Communications Secretary Herminio Coloma said he had yet to discuss with the President former Sen. Joker Arroyo’s appeal to reconsider the appointment of ex-police Director Lina Sarmiento as head of the Human Rights Victims Claims Board.
But Coloma maintained that “as the appointing authority, the President has a thorough understanding and appreciation of the mandate of the board.”
He noted that Aquino “personally experienced the hardships and difficulties imposed by the dictatorship on victims of human rights violations, including his own family.”
The Palace threw its support behind the Sarmiento board, saying it expected the panel to “fulfill its duty during a short period.”
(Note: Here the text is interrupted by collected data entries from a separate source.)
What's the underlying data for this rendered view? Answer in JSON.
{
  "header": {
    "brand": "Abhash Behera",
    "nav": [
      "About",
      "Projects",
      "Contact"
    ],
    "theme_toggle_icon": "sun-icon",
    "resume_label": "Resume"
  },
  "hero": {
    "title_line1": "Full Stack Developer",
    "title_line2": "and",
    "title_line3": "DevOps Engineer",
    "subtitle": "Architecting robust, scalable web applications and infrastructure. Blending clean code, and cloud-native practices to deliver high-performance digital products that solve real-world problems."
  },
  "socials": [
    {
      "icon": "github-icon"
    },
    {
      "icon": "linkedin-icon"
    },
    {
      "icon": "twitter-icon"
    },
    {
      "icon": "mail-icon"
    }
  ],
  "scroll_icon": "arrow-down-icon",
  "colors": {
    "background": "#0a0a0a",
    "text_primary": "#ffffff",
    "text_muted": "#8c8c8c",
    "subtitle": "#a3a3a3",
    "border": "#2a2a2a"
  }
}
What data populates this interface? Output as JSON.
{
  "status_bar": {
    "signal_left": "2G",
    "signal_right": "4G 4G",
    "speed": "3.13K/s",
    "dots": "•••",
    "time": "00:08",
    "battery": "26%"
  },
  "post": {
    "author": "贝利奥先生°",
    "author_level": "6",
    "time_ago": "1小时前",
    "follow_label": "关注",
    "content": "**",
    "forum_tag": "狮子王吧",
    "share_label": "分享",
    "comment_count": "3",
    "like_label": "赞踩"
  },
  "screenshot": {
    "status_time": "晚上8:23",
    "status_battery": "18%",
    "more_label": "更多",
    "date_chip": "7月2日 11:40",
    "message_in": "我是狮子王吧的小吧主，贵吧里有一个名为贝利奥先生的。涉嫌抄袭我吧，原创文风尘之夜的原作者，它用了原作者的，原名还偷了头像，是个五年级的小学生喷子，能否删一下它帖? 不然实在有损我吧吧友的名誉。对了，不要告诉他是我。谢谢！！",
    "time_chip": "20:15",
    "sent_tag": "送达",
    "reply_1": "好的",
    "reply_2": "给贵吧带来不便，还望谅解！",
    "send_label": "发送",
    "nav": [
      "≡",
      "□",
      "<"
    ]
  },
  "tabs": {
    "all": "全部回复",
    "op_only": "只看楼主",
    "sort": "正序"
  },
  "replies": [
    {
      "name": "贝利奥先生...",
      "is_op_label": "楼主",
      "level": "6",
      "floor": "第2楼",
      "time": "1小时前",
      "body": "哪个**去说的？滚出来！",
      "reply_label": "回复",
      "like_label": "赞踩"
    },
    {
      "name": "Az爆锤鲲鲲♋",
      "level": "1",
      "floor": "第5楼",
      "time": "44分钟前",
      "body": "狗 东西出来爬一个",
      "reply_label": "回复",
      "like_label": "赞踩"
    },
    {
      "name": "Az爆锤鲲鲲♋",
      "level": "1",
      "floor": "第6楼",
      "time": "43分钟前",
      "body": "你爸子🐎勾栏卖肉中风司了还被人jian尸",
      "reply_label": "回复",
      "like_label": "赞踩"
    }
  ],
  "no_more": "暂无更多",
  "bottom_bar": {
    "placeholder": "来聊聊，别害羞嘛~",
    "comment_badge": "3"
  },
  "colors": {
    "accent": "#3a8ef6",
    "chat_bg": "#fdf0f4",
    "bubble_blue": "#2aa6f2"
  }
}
Coloma cited the “sunset provision” under Republic Act No. 10368, which gives the claims board a “limited period of two years, from the effectivity of the implementing rules and regulations, within which to complete its work.”
“Hence, it is imperative that the board be allowed to begin its task as soon as possible in order that it may fully comply with its mandate within the required time period,” he said.
Arroyo, a longtime human rights lawyer, described the appointment of a former general as a “brazen travesty.”
“The appointment of a general from the uniformed services to preside as chair over the adjudication of the claims for reparation and recognition of the human rights victims is a stinging repudiation of our 15 years of struggle for freedom and democracy, which culminated in the national incandescence at Edsa,” he said in an “open letter” to the President.
The letter was published in the Inquirer on Feb. 23.
“It is a brazen travesty of the historical legacy of the human rights movement that was integral to the people’s crusade against oppression during the Marcos regime,” Arroyo said.
He argued that a member of the claims board “must have an ingrained stake in the campaign against human rights violations during the period 1972 to 1986, aside from having a profound appreciation of what human rights violations were during that time.”
He said that Sarmiento’s “credentials do not meet the minimum standards, albeit exacting, set under Republic Act No. 10368.”
In Aquino’s hands
“Mr. President, in your hands lies the final and real vindication for those who suffered indignities in their fight for freedom, but have been consigned to irrelevance by contemporary history’s tendency toward historical amnesia,” said the former senator, the first executive secretary of Aquino’s mother, the late President Corazon Aquino.
“We appeal for help to nurture our nation’s sense of history. The unsung heroes deserve the long-overdue recognition of a grateful nation.”